夏が終わり、秋も深まってくると、急に冷たい強い風が吹き荒れる日が出てきます。
台風でもなく、雨の様相もない天気にもかかわらず、いきなりの強風。
木枯らし(こがらし)。
この時期に重なるように、「木枯らし」という表現が聞かれるようになります。
また、その対語のように「小春日和(こはるびより)」という表現も聞かれます。
この機会に、なんとなく感覚で使っている「木枯らし」と「小春日和」という表現について見てみましょう。
知っているようで知らない「木枯らし」とはナニ?
「きょう○○日午前、東京地方と近畿地方で木枯らし1号が吹いた」
このような発表が、新聞・テレビ・ラジオ・ネットニュース等でされます。
そもそも「木枯らし」とはどういうものなのでしょうか?
晩秋から初冬、10月半ばから11月末ごろに掛けて、風速8m/s以上の北寄りの風が吹くと、その風を「木枯らし」と呼んでいます。

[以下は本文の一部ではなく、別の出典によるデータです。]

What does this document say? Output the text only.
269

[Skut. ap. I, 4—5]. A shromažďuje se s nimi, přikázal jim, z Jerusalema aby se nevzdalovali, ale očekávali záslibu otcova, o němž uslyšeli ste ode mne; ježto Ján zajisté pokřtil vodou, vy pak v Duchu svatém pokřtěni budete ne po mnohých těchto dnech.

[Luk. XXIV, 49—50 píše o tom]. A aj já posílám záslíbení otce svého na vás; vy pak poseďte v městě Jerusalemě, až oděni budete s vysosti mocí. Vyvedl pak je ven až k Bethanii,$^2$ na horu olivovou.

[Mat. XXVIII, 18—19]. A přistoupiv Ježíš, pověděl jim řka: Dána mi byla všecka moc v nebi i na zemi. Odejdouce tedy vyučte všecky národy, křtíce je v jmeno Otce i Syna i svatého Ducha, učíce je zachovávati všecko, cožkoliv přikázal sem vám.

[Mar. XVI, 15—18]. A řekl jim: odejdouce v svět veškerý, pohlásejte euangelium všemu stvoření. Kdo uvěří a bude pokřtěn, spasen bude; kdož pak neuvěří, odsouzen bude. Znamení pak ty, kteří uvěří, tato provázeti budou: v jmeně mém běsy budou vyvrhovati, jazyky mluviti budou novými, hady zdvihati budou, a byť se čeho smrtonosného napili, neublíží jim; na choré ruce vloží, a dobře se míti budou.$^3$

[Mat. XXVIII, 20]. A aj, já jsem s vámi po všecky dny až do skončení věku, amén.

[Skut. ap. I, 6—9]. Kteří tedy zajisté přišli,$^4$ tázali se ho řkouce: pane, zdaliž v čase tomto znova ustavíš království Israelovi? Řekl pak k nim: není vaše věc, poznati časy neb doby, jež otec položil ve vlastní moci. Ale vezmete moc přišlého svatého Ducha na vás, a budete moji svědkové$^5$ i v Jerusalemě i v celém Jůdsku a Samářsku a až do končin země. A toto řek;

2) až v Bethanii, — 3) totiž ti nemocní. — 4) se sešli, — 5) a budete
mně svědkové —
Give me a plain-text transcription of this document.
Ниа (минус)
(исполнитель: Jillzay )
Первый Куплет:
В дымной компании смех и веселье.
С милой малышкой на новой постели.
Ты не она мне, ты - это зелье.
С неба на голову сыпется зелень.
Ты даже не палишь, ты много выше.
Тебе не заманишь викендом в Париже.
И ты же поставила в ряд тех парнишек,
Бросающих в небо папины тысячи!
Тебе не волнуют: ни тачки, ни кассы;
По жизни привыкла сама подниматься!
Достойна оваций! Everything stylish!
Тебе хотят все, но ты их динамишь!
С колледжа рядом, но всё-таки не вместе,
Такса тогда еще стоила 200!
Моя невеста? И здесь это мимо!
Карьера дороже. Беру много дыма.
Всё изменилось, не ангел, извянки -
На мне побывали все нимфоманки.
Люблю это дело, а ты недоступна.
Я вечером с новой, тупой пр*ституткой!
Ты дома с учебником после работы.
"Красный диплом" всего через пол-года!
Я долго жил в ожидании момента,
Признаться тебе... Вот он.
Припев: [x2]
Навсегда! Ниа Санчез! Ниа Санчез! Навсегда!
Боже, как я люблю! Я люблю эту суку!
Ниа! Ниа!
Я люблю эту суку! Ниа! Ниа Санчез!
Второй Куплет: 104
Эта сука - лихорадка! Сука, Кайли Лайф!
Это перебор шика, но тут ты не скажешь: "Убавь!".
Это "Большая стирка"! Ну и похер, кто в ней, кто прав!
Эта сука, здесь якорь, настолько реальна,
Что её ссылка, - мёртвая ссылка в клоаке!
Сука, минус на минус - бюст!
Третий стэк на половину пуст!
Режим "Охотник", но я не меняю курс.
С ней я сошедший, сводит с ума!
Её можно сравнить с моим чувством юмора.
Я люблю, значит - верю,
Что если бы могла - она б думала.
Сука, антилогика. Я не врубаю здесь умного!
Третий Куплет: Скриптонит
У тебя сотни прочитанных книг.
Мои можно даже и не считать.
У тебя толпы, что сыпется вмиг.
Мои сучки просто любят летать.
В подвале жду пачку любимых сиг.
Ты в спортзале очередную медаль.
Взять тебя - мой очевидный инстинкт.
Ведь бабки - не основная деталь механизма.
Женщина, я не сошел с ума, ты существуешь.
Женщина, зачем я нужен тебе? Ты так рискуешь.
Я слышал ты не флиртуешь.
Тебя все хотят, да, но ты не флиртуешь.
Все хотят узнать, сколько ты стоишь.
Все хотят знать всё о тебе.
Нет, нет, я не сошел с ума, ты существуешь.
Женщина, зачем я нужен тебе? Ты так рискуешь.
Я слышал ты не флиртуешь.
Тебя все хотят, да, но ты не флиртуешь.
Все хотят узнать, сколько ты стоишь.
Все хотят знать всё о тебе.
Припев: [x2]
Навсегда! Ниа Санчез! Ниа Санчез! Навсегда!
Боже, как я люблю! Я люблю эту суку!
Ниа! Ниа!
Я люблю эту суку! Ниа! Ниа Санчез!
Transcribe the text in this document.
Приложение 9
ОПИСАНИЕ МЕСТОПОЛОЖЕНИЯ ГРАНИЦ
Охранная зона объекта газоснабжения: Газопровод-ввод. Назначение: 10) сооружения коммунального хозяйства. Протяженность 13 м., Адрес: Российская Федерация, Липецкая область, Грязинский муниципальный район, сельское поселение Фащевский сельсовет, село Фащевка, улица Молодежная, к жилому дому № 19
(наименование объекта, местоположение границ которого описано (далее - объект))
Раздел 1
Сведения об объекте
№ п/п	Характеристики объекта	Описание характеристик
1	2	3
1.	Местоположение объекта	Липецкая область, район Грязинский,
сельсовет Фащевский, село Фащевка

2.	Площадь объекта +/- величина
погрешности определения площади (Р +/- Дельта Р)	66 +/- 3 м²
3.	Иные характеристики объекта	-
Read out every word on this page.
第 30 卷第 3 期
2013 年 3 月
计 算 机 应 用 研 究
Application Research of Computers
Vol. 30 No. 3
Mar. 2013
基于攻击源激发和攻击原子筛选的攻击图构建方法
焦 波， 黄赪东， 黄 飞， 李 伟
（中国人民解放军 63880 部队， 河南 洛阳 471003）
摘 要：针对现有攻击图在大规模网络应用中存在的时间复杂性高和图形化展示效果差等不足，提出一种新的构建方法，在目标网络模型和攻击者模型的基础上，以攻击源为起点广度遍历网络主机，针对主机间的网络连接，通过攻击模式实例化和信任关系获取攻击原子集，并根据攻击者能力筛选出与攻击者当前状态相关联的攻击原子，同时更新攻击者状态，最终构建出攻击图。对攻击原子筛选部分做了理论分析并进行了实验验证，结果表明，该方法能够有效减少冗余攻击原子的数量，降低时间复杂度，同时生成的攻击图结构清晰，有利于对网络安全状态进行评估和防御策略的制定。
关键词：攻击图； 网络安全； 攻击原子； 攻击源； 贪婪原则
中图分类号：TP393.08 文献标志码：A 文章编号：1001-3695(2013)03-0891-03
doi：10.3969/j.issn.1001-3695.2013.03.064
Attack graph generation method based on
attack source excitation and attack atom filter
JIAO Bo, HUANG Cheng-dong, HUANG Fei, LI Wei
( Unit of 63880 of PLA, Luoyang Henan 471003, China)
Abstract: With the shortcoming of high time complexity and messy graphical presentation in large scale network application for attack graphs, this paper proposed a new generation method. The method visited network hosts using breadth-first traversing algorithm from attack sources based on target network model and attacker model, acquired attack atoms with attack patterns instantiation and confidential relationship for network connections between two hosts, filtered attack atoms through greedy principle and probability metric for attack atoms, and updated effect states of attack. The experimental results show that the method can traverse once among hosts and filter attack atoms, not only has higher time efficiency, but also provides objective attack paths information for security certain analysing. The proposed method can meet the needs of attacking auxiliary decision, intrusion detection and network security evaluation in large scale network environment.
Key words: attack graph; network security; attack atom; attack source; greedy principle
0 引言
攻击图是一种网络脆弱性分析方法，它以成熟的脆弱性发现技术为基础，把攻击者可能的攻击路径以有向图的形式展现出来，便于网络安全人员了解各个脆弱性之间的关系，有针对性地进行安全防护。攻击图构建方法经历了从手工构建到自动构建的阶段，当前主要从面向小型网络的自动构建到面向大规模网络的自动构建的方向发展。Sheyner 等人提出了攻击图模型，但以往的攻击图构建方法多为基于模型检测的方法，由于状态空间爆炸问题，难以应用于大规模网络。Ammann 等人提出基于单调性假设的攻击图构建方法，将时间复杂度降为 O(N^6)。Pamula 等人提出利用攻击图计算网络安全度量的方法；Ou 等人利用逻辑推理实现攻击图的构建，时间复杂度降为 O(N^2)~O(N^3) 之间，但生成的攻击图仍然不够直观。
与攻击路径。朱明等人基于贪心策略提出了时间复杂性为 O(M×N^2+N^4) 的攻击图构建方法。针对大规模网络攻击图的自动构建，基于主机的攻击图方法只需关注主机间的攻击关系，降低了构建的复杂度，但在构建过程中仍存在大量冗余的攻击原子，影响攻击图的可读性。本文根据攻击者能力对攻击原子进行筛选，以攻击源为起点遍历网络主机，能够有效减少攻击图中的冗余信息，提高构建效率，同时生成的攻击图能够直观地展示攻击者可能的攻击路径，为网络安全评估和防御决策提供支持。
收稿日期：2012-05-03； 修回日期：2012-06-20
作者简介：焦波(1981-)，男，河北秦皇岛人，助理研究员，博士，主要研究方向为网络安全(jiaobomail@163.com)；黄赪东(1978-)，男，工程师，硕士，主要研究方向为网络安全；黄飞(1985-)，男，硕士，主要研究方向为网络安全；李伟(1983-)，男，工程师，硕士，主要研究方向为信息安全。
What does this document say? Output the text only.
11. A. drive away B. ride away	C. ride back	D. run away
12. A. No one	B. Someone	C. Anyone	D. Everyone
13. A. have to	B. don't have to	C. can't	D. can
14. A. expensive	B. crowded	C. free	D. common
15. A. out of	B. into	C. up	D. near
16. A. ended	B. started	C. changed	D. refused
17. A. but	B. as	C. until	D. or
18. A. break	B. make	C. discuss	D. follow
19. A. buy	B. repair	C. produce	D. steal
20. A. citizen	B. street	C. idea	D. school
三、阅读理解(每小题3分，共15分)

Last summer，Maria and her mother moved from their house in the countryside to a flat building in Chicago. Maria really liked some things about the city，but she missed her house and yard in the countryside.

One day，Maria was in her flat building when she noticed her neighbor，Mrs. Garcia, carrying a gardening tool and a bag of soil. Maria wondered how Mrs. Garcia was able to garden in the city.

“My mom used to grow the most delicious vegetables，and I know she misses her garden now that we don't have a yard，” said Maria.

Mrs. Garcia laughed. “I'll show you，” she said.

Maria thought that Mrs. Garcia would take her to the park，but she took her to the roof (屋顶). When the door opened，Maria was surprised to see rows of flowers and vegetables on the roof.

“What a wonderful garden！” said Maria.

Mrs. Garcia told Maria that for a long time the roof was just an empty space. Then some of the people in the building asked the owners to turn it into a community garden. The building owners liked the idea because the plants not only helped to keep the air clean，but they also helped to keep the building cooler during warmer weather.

この時には、気圧配置も西高東低の冬型を示しています。
ちなみに、「北寄りの風」というのは、北を中心として、北西から北東の範囲の方向から吹く風のことです。
また、「北向きの風」は、北から吹く風のことを言い、北に向かって吹く風のことではないですからね。
「木枯らし」が吹く仕組みはどうなっているのでしょうか?
冬になるとユーラシア大陸から日本に向かって季節風が吹いてきます。
この季節風は、日本海でたっぷりと水分を含みます。
そして、日本列島の中央に連なる高い山々にぶち当たり、日本海側に雨や雪を降らせます。
その結果、山を越えた、水分の抜けた乾いた風が、太平洋側へ吹きおろしてくることになります。
これが「木枯らし」です。
その年の最初の木枯らしを「木枯らし1号」と言います。
木枯らしは何度も吹きます。
ですから、1号、2号、3号・・・とあるわけです。
しかしながら報道されるのは1号だけなのですね。
勘違いされやすい小春日和とは?
「きょうは、小春日和(こはるびより)ですね」
なんて、挨拶をしたりします。
小春というのは、旧暦の10月のことを言います。
旧暦の10月は、現在の暦で言うと11月から12月上旬に当たります。
この時期(晩秋から初冬にかけて)に現れる穏やかな暖かい晴天のことを小春日和と言います。
春という単語が含まれていることから、春先の暖かい日のことを言うと誤解しやすいですね。
まとめ
秋が深まったある日、木枯らし1号が吹き荒れます。
これを合図とするかのように、小春日和と木枯らしの吹く日が相互に繰り返されるようになります。
そして、徐々に木枯らしの吹く日が増えて、季節は冬へと近づいていきます。